Permettre à l’être humain de ne plus dormir ne fait pas fantasmer que les chefs des armées. Dans son livre 24/7, le capitalisme à l’assaut du sommeil (Zones, 2014), Jonathan Crary démontre que le sommeil constitue “le dernier rempart à la pleine réalisation du capitalisme”. Pour l’essayiste, un dormeur n’est ni un consommateur, ni un producteur de richesses.
Dans un univers néolibéral où “dormir est fondamentalement un truc de loser”, une pilule comme le Modafinil fait figure de “Saint Graal”. Crary va jusqu’à imaginer un monde où “les produits antisommeil, promus agressivement par les firmes pharmaceutiques, commenceraient à être présentés comme une simple option de mode de vie, avant de devenir, in fine pour beaucoup, une nécessité”.
Le psychiatre Michel Hautefeuille avance une théorie plus nuancée. La mode du Modafinil et des smart drugs serait le symptôme d’une nouvelle ère, celle de l’“homo synteticus”, qui fera de nous des êtres de plus en plus “programmés pharmacologiquement”.

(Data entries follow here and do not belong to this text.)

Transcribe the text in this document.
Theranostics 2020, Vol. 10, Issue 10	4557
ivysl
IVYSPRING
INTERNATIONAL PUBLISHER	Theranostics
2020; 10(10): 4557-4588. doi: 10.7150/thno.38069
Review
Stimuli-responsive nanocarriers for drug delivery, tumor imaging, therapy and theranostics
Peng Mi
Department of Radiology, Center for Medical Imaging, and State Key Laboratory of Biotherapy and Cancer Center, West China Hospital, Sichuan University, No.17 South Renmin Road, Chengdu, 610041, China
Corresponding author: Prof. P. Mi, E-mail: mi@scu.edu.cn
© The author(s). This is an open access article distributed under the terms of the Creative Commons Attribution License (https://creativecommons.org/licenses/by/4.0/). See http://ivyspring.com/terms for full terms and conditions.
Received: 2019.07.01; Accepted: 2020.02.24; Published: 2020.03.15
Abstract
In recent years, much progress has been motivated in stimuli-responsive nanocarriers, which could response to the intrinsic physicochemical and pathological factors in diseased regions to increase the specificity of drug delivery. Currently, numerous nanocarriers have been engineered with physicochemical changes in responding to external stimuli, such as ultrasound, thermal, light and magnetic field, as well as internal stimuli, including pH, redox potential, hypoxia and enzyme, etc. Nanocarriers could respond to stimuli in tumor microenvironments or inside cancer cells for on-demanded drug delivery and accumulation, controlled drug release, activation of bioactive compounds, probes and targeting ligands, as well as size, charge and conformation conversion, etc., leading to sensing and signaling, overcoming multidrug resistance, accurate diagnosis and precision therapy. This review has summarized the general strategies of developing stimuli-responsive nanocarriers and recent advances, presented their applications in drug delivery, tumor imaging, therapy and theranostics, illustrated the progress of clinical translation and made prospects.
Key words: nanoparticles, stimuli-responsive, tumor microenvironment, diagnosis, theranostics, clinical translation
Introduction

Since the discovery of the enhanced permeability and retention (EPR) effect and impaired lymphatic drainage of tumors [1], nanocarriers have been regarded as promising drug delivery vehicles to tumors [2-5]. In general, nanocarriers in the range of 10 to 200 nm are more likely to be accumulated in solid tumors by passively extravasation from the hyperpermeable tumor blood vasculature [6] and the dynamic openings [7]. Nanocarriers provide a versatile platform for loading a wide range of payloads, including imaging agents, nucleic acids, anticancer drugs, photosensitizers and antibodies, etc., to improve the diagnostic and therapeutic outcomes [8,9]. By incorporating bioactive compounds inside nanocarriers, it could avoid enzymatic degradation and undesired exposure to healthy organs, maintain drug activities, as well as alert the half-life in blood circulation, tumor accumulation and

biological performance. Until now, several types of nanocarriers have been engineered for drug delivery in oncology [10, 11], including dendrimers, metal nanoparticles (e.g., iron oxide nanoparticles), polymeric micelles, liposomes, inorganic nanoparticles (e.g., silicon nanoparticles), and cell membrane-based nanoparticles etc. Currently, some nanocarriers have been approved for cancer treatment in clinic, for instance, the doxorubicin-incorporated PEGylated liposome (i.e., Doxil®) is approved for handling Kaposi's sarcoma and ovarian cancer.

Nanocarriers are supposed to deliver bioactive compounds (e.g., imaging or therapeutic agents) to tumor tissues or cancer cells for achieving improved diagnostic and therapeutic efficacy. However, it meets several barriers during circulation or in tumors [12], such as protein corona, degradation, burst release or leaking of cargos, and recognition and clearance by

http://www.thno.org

“La société fonctionne de plus en plus sur l’idée qu’à chaque problème du quotidien, chaque action humaine, il y a une réponse en pharmacie”, analyse-t-il. Lui prédit que, d’ici quelques années, il paraîtra irresponsable, voire impensable, de prendre la route sans s’être prémuni contre la somnolence grâce à des pilules comme le Modafinil.